In the first episode, Adam Braverman and his wife Kristina receive the diagnosis that their son, Max, has Asperger’s Syndrome, a form of autism. Through six seasons, the program followed the family as they deal with adjusting their lives after the diagnosis. Adam and Kristina coped with everything from Max’s difficult self-discovery of his disability after overhearing an argument between Adam and his brother, to managing the complexities of his education. He attended several schools during the show’s run, including schools for children with special needs, mainstream middle schools and, most recently, his parents’s specialty school.

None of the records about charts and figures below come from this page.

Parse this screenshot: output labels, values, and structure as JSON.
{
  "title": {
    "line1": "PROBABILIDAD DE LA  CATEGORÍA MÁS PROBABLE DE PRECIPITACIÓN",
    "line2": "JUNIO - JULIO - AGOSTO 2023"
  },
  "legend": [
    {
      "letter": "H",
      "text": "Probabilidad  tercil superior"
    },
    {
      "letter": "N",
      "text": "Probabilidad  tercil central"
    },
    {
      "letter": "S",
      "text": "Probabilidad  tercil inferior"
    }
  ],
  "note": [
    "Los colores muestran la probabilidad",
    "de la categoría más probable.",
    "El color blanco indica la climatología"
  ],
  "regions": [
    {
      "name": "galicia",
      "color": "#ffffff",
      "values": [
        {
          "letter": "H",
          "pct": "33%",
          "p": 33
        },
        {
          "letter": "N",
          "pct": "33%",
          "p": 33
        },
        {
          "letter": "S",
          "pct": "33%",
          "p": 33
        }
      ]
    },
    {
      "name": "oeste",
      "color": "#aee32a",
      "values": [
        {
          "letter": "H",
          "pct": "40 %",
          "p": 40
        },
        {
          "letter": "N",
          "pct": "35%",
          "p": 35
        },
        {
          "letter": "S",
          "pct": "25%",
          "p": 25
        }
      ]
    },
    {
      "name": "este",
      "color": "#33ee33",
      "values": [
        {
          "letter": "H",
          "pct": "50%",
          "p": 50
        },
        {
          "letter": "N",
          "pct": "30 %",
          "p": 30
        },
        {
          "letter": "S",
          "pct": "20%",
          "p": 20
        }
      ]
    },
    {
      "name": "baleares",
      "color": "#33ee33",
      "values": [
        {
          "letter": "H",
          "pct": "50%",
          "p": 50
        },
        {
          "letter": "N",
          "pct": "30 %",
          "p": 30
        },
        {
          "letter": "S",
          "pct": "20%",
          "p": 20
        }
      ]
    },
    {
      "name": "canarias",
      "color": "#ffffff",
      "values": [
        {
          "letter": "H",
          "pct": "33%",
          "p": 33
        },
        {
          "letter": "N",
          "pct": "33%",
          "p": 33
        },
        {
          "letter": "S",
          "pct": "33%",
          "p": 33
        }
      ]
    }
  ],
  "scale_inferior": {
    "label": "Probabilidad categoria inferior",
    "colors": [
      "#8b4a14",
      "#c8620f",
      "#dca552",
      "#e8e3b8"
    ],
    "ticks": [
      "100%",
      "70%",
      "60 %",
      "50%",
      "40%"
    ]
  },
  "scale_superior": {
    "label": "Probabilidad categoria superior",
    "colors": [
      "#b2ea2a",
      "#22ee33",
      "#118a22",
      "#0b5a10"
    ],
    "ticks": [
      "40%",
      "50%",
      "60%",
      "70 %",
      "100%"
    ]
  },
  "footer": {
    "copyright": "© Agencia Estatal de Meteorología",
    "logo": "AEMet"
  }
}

The most poignant example of this came in the fifth season episode “The Offer.” Adam and Kristina had just picked up Max from an overnight field trip after he asked to go home. The scene begins with Max asking Adam and Kristina why the other kids hate him, eventually revealing that one of the boys peed in his canteen because he was a “weirdo-freak.” He talked about how the other children make fun of him because he’s different, saying how he doesn’t understand why they are making fun of him. All Adam and Kristina can do is try to comfort him.
I cried when I first watched that scene. From Adam’s first reaction to the other kid’s awful act — “I’m gonna kill him” — to Kristina climbing into the back seat to hug her son, these are emotions that resonated so strongly because they came from such a real place. That scene represents the combination of the Braverman’s anger at anyone who would hurt their son and their sense of helplessness because they weren’t there to protect him from those kids. I identified with these feelings so strongly because that’s exactly how I would feel if someone were to hurt my sister in that way, and the show portrayed them with such frankness and authenticity.
In the end, that’s why I’ll miss “Parenthood.” The series has told so many beautiful stories over the years with all of its characters. However, in Max, Adam and Kristina, there are three characters whose journey I’ve particularly identified with. To have such a truthful and sincere portrayal of a character with a disability and the challenges that he and his parents face is something that I’ll never forget when this show ends, and I’ll be grateful to have had the opportunity to watch.